The Need for Adaptivity

  • Adaptive content is more important than ever now that mobile is exploding
  • Clean, well-structured content is essential for dealing with a plethora of devices and channels
  • Start with a clean base of content designed for re-use, then figure out how to deploy that to a multitude of channels
  • TV Guide in the 80’s had writers create multiple versions of tv reviews which was saved in a database. They were preparing their content to go more places, even places that weren’t around then.
  • News organizations already have structured content, which is why they are often at the forefront of adaptive content innovation.
  • News staff are already trained to structure content, so they naturally have a better time dealing with CMSes and writing more modular content.
  • It’s scary for organizations to separate content from form, but it’s essential to decouple content and presentation.
  • Create platform-agnostic chunks first, then determining how best to deploy to a multitude of channels
  • Content authoring != Content Management != Content Publishing
  • We’re in the content publishing business, not the web publishing business. It’s not about mobile-first, desktop-first or even app-first . It’s about CONTENT FIRST.
  • Amazon product detail pages have a lot of information.

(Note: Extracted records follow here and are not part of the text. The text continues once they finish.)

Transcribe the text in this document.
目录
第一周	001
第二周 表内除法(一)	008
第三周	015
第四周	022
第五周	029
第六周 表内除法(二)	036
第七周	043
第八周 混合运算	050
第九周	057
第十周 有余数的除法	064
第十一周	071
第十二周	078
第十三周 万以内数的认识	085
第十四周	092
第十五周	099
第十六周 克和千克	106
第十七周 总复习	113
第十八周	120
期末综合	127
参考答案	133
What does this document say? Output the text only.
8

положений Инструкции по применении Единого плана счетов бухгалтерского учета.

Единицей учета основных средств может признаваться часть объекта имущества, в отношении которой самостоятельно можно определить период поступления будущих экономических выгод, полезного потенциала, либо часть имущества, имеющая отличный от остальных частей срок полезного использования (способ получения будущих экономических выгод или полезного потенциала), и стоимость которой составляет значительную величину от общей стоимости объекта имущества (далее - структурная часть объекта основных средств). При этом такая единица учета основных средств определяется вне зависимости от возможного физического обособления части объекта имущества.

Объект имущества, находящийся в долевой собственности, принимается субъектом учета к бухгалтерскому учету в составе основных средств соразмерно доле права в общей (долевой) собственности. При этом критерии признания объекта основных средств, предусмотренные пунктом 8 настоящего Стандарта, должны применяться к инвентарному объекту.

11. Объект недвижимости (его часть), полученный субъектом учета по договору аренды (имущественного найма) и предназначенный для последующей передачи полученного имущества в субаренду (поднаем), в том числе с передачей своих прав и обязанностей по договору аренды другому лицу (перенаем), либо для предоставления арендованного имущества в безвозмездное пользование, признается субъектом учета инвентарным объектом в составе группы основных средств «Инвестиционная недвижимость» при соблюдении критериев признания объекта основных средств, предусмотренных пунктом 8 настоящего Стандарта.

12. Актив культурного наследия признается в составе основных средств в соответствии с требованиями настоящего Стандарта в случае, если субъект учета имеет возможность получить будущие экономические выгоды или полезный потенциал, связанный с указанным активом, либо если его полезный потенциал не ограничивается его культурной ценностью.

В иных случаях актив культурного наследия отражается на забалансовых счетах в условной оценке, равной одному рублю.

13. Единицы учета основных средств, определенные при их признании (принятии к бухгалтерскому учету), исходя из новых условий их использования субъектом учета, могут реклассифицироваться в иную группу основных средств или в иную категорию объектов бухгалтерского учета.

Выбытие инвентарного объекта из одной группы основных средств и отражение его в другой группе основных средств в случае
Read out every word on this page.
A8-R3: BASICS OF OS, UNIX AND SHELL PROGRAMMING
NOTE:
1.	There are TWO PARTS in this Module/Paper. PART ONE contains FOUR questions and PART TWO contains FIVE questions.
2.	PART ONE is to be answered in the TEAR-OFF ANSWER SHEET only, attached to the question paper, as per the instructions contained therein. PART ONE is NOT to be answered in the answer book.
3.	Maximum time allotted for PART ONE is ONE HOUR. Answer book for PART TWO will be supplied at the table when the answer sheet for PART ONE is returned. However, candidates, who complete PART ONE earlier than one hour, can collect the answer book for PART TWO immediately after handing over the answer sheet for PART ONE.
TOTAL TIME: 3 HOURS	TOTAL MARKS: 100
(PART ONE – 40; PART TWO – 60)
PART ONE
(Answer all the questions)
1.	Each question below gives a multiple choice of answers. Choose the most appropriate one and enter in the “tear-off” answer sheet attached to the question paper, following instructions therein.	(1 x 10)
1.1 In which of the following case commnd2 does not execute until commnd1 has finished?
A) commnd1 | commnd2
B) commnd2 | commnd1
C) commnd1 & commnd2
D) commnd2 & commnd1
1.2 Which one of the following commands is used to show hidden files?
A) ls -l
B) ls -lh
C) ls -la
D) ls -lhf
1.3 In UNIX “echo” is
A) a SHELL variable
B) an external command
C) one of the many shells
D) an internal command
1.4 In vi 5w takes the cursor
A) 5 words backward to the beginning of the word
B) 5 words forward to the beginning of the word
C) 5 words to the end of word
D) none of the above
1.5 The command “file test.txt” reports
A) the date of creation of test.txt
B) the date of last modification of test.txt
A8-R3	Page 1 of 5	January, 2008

The mobile experience chunks out major sections (reviews, info, etc) into separate screens.
  • Truncation is not a content strategy for mobile. Don’t remove content for mobile screens.

Demystify Metadata

  • “I want a tool that works just like Microsoft Word” leads to blobs of content. We need to write chunks of content instead of blobs of content.
  • Thinking about where content will “live” on a “web page” is pretty 1999. -Lisa Welchman
  • Take the time to think about how content is stored and how to retrieve it. Metadata allows us to programmatically build pages. You might need to create multiple versions of a piece of content.
  • Metadata is the new art direction. It gives us control to prioritize content in a way that makes sense for the context
  • Metadata supports personalized content. It allows content to adapt to the user in ways otherwise not possible.

Better CMSes

  • Current CMSes are forcing us to recycle content made for a particular platform (namely the desktop web) and translate it to other contexts. Creating content with presentation for one platform in mind first leads to disparate experiences further down the line.
  • The CMS workflow is typically terrible, therefore making it difficult/unappealing to create robust content. CMS is the enterprise software that UX forgot. Reducing UX friction in CMSes allows content creators to focus on….creating content. (what a concept!)
  • The quality of the tools used to create content very much influence the quality of content that gets outputted.
  • Happier CMS users create better content.

Moving Forward

  • Use mobile as a wedge. It’s a catalyst to think beyond a singular context and create long-term solutions.
  • Investing in structured content today frees us up to focus on tomorrow’s platforms
  • Design with and for structured content. Creating adaptive content is freakishly hard, but it’s absolutely necessary. Plan for the future.

One Comment

  1. I see the complaint about the current crop of content management systems from CS people all the time and I agree: they do generally suck. But what’s being done about that? Is there a “content first” CMS in the works out there? Of the current available systems, what’s the closest?